!pr1
Fastest 6502 Multiplication Yet................Charles Putney
                                    Shankill, Dublin, Ireland

Here is an 8x8 multiply routine that will blow your socks off!  The maximum time, including both a calling JSR and a returning RTS, is only 66 cycles!  The minimum is 60 cycles, and most factors will multiply in 63 cycles.  Recall that the fastest time in Bob S-C's January 1986 AAL article for a 6502 was 132 cycles.  My new one is twice as fast!

As with most fast routines, there is a trade off in memory space.  My program uses 1024 bytes of lookup tables.  This isn't so bad if you really need or want a 2:1 speed advantage.

My routine is based on the fact that:

       4 * X * Y = (X+Y)^2 - (X-Y)^2

I got this idea from an article in EDN Magazine by Arch D. Robison (October 13, 1983, pages 263-4).  His routine used the fact that:

       2 * X * Y = X^2 + Y^2 - (X-Y)^2

Robison's method requires three dips into the lookup tables.  Formulated to the same method for passing parameters, his method takes either 74 or 77 cycles.  Here is my rendition of his method:





   <<<<listing of Robison's program>>>>
!np
The entries in the two tables (SQL and SQH) are the squares of the numbers from 0 to 255, divided by two.  The low bytes are in the SQL table, and the high bytes are in SQH.  Dividing by two throws away an important bit for odd factors, but lines 1160-1170 compensate for the loss.

I looked for a way to add fewer table entries together and came upon the sum^2 - diff^2.  Since the sum can be as large as 255+255=510, I need twice as much table space.  Lest you despair of typing in such a large table, let me offer an Applesoft program which will write a text file of the source code for the table:







       <<<listing of Applesoft source creator>>>>







My tables contain the squares divided by four.  I can hear you saying, "Wait a minute!  You can't just divide by four and truncate!"  Well, even squares are all multiples of four; odd squares are all multiples of four with a remainder = 1.  The sum of two numbers and the difference of the same numbers are either both even or both odd.  Therefore, we never lose anything by throwing away our truncated 1.

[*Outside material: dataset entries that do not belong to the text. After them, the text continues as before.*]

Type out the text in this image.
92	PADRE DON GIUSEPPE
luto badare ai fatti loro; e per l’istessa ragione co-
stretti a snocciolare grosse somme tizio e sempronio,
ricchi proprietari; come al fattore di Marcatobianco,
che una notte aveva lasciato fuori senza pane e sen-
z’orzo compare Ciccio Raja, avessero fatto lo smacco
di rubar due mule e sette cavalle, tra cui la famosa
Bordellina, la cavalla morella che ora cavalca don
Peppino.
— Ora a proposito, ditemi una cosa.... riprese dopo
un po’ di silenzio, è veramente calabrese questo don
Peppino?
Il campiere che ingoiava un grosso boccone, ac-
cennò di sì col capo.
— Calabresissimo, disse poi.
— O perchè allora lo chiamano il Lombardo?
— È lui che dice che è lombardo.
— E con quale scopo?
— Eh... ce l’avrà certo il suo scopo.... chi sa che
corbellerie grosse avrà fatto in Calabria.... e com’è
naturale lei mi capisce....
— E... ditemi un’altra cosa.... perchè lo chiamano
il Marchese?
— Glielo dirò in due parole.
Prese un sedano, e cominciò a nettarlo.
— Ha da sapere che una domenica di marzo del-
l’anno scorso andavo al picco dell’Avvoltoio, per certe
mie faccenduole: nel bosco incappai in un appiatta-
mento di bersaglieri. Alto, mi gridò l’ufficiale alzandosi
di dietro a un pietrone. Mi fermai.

The number of cycles my MULT8 takes depends on the values of the two factors.  You call MULT8 with one factor in the A-register and the other in the X-register.  If (A) is less than (X), it takes an extra 3 cycles to perform a complement operation.  If the sum of the factors is greater than 255, add another three cycles.  To summarize,

                 A>=X  |  A<X
       -----------------------
       sum<256  |  60  |  63
       sum>255  |  63  |  66
       -----------------------

Just for fun, I also wrote a program to generate the square/4 tables.  This takes less time than loading the tables from disk, so it could mean faster booting for some hi-resolution game program that needs super-fast multiplications.  It is in lines 1560-2100 below.

The origin I used in my program is meant just to allow me to test it.  I wrote an Applesoft program to call TEST at $6000 (CALL 24576).  The program POKEd two factors at $FA and $FB, called TEST, and then checked the result at the same two locations.  If you want to use MULT8, you should just assemble it along with the rest of your program, without any special origin.  You should make sure that the tables start on an even page boundary, or it will cost you up to 8 cycles extra for indexing across a page boundary.